Die aktualisierte ICP-2-Bemühung hat bereits erkannt, dass ein ausgereiftes Registerversagen mehr erfordert als die Eintrittskriterien von 2001. Sie hat Prüfungen, Betriebspflichten, Rehabilitation, Notfallkontinuität, Aberkennung, Übergabe und Bereitschaft hinzugefügt. Das Rechtsmittel gehört in dieselbe Architektur. Ohne es ruht die stärkste neue Macht auf dem schwächsten Verfahrenssatz.

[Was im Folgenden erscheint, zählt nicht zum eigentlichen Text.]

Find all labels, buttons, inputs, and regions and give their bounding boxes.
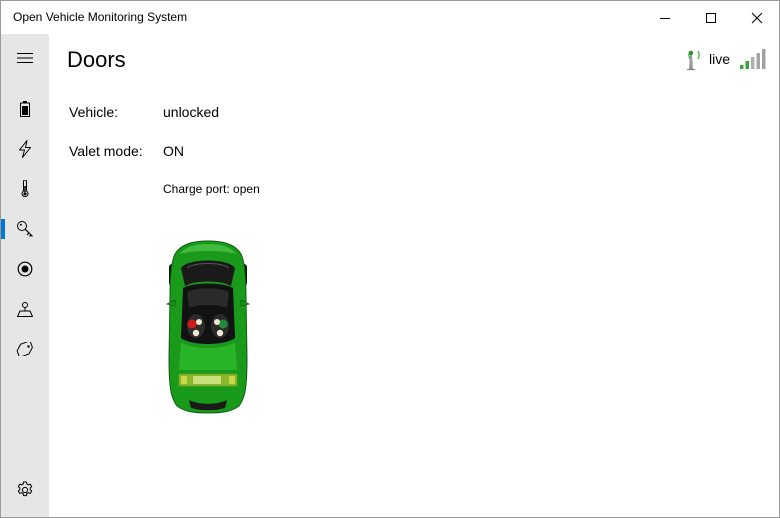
nav-item-charging[interactable]	[1, 129, 49, 169]
car-top-view-image	[165, 240, 251, 414]
main-content: Doors live Vehicle: unlocked Valet mode:…	[49, 34, 779, 517]
nav-item-tags[interactable]	[1, 329, 49, 369]
app-window: Open Vehicle Monitoring System Doors liv…	[0, 0, 780, 518]
window-title: Open Vehicle Monitoring System	[13, 10, 188, 24]
nav-item-location[interactable]	[1, 289, 49, 329]
vehicle-lock-value: unlocked	[163, 104, 220, 120]
charge-port-status: Charge port: open	[163, 182, 260, 196]
thermometer-icon	[21, 180, 29, 198]
page-title: Doors	[67, 47, 126, 72]
signal-strength-icon	[740, 49, 766, 69]
nav-item-tpms[interactable]	[1, 249, 49, 289]
status-text: live	[708, 51, 730, 67]
nav-item-doors[interactable]	[1, 209, 49, 249]
maximize-icon	[706, 12, 716, 23]
battery-icon	[20, 101, 30, 117]
minimize-button[interactable]	[642, 1, 688, 34]
nav-item-temperature[interactable]	[1, 169, 49, 209]
hamburger-icon	[17, 53, 33, 63]
gear-icon	[17, 481, 33, 497]
lightning-icon	[19, 140, 31, 158]
nav-menu-button[interactable]	[1, 38, 49, 78]
close-button[interactable]	[734, 1, 780, 34]
maximize-button[interactable]	[688, 1, 734, 34]
valet-mode-value: ON	[163, 143, 184, 159]
nav-item-battery[interactable]	[1, 89, 49, 129]
settings-button[interactable]	[1, 470, 49, 510]
minimize-icon	[660, 17, 670, 19]
tag-icon	[16, 342, 33, 356]
valet-mode-label: Valet mode:	[69, 143, 143, 159]
tire-icon	[17, 261, 33, 277]
title-bar[interactable]: Open Vehicle Monitoring System	[1, 1, 779, 34]
close-icon	[751, 12, 763, 23]
antenna-icon	[686, 50, 700, 70]
charge-port-value: open	[233, 182, 260, 196]
nav-pane	[1, 34, 49, 517]
vehicle-label: Vehicle:	[69, 104, 119, 120]
key-icon	[17, 221, 33, 237]
charge-port-label: Charge port:	[163, 182, 230, 196]
selection-indicator	[1, 219, 5, 239]
location-pin-icon	[17, 302, 33, 317]
connection-status: live	[681, 47, 767, 71]
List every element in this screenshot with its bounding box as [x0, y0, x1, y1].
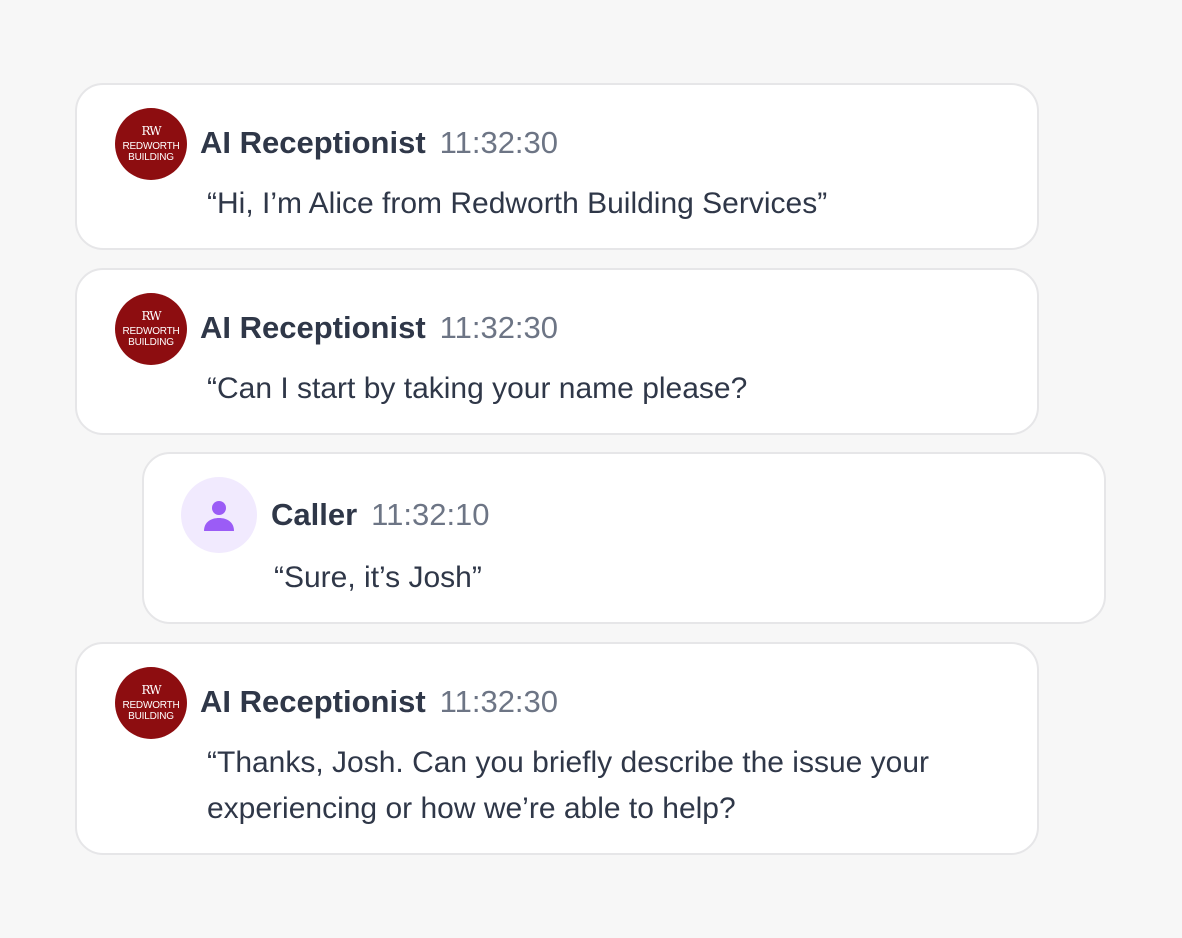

Ein unabhängiges Rechtsmittel würde die Aberkennung nicht unmöglich machen. Es würde eine vertretbare Aberkennung dauerhafter machen. Es würde nicht jedem Inhaber ein Veto geben. Es würde Inhabern ermöglichen, konkrete Fehler zu korrigieren und ihre Dienste zu schützen. Es würde die globale Koordinierung nicht jedem nationalen Streit unterordnen. Es würde die globale Entscheidung zwingen, die rechtliche Realität anzuerkennen und eine Abhilfemaßnahme zu entwerfen, die in ihrem Rahmen funktionieren kann.

Der Praxistest ist einfach. Kann das betroffene Register am Morgen nach der Veröffentlichung einer endgültigen Entscheidung durch ICANN das Forum und die Frist identifizieren? Kann ein Ressourceninhaber, dessen Aufzeichnungen oder Rechte übertragen werden, seinen Schaden erklären? Kann ein Notfall-Gremiumsmitglied den notwendigen Dienst bewahren, ohne die dauerhafte Übertragung abzuschließen? Kann das Begründetheitsgremium dieselben Beweise prüfen, die ICANN verwendet hat, einen wesentlichen Fehler korrigieren und eine durchsetzbare Abhilfemaßnahme anordnen? Wenn irgendeine Antwort unsicher ist, ist das Rechtsmittel unvollendet.

Endgültigkeit sollte am Ende dieses Prozesses eintreten. Alles Frühere ist nur Macht, die darauf wartet, angefochten zu werden.